A crise do COVID-19 parece não só ter poupado o segmento de eSports, como tem servido para impulsionar ainda mais este segmento cada vez mais relevante da indústria do esporte. Esta foi a tônica da terceira edição da série de webinars “Como Seguir o Jogo”, que teve como tema eSports – O Setor que Não Parou. “Só em março houve um aumento de 30% na audiência dos jogos”, disse Gui Barbosa, da empresa Noline, um dos debatedores convidados, o que mostra a força de um mercado que já movimentava mais de US$ 1 bilhão no mundo.

“As pessoas estão em casa em busca de entretenimento, até para equilibrar com o excesso de notícias ruins”, explicou Moacyr Alves, diretor da Toro Sports. “O eSport se torna necessário neste contexto de isolamento social.” Este reflexo se deu também no interesse em se tornar um jogador de esporte eletrônico: segundo Carlos Fonseca, houve um aumento significativo de fila nas “peneiras” do seu clube, o CNB eSports Club, um dos principais do país.
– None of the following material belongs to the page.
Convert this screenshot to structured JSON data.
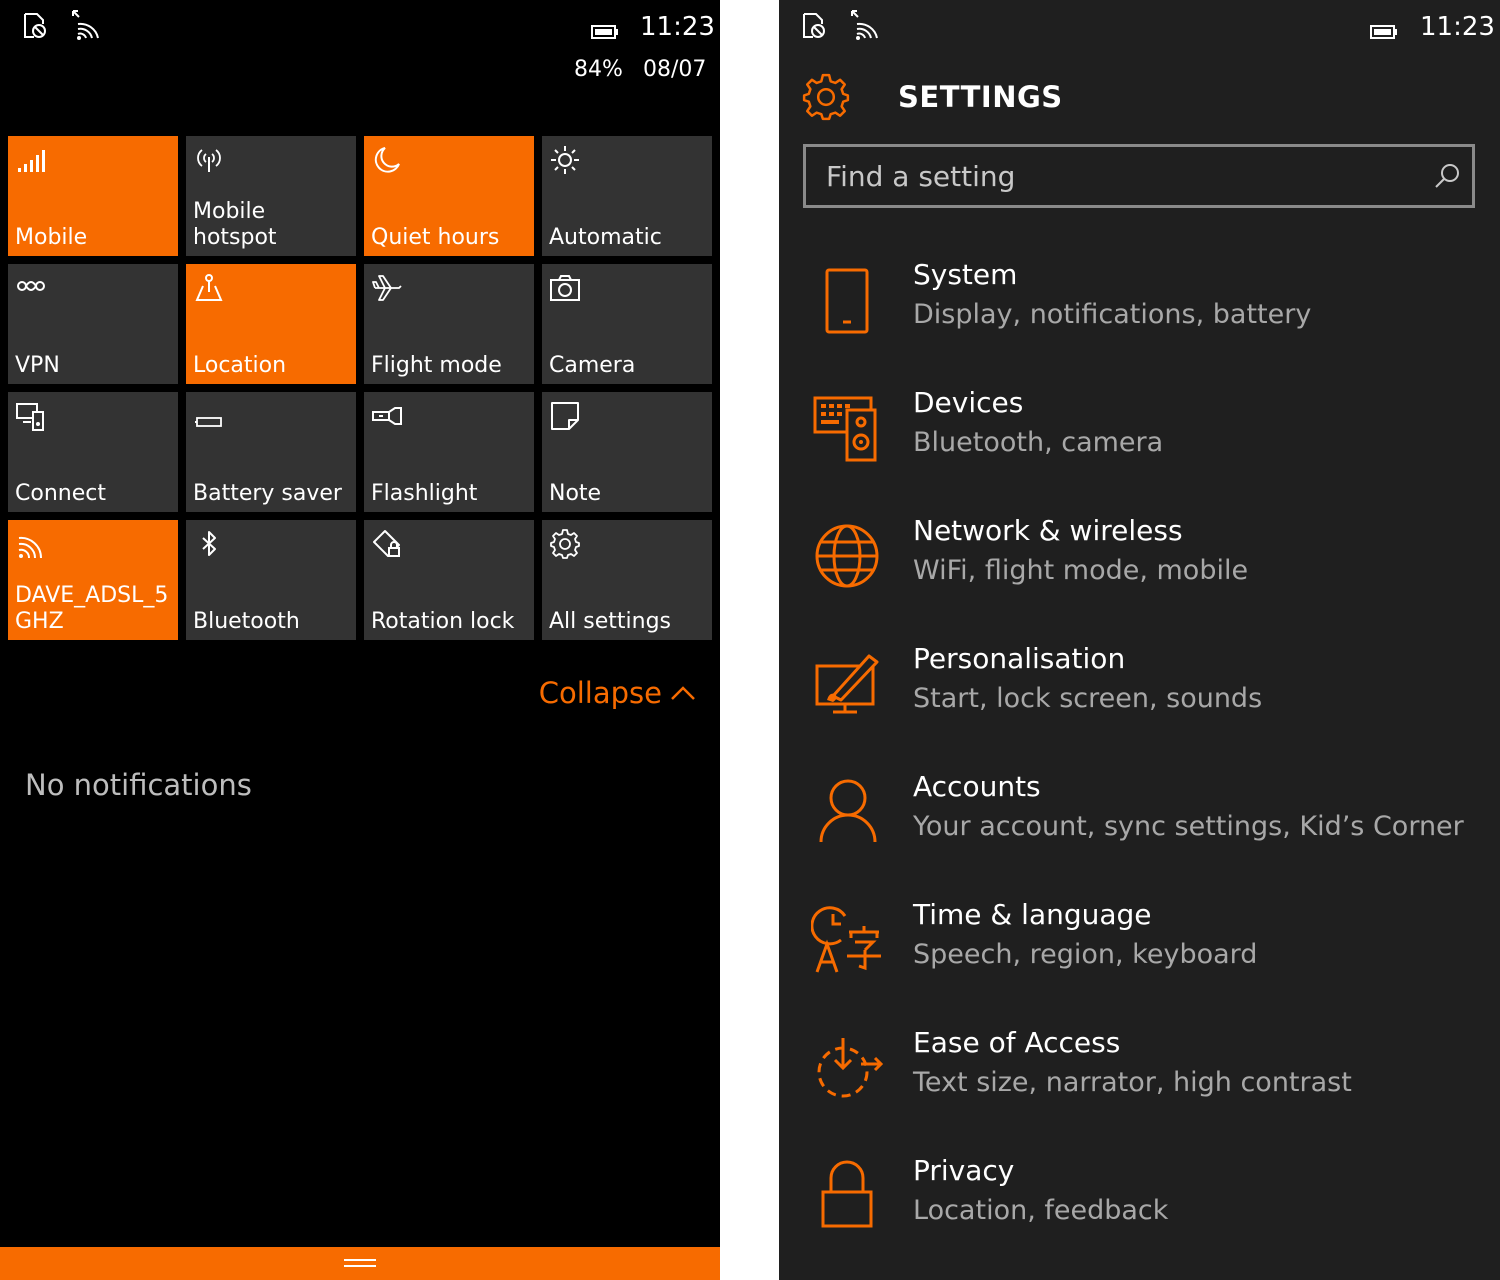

Emerson Souza, especialista em comunicação e relações públicas, vê uma excelente oportunidade de esportes tradicionais como futebol, automobilismo e luta avançarem no mundo digital por meio do eSports: “da mesma forma, a modalidade offline pode atrair eventualmente um público do ambiente digital que anteriormente não estava ligada a ela”. Apesar das óbvias dificuldades e incertezas em relação ao futuro dos eventos presenciais, ficou evidente a força do segmento de esportes eletrônicos e o grande potencial de crescimento. O desafio vai ser reter esse público novo que tem buscado o eSports como fonte de lazer e as marcas que passaram a ter contato agora com o setor. O fato é que, como disse o Carlos, “o eSports está acontecendo, mesmo na pandemia”.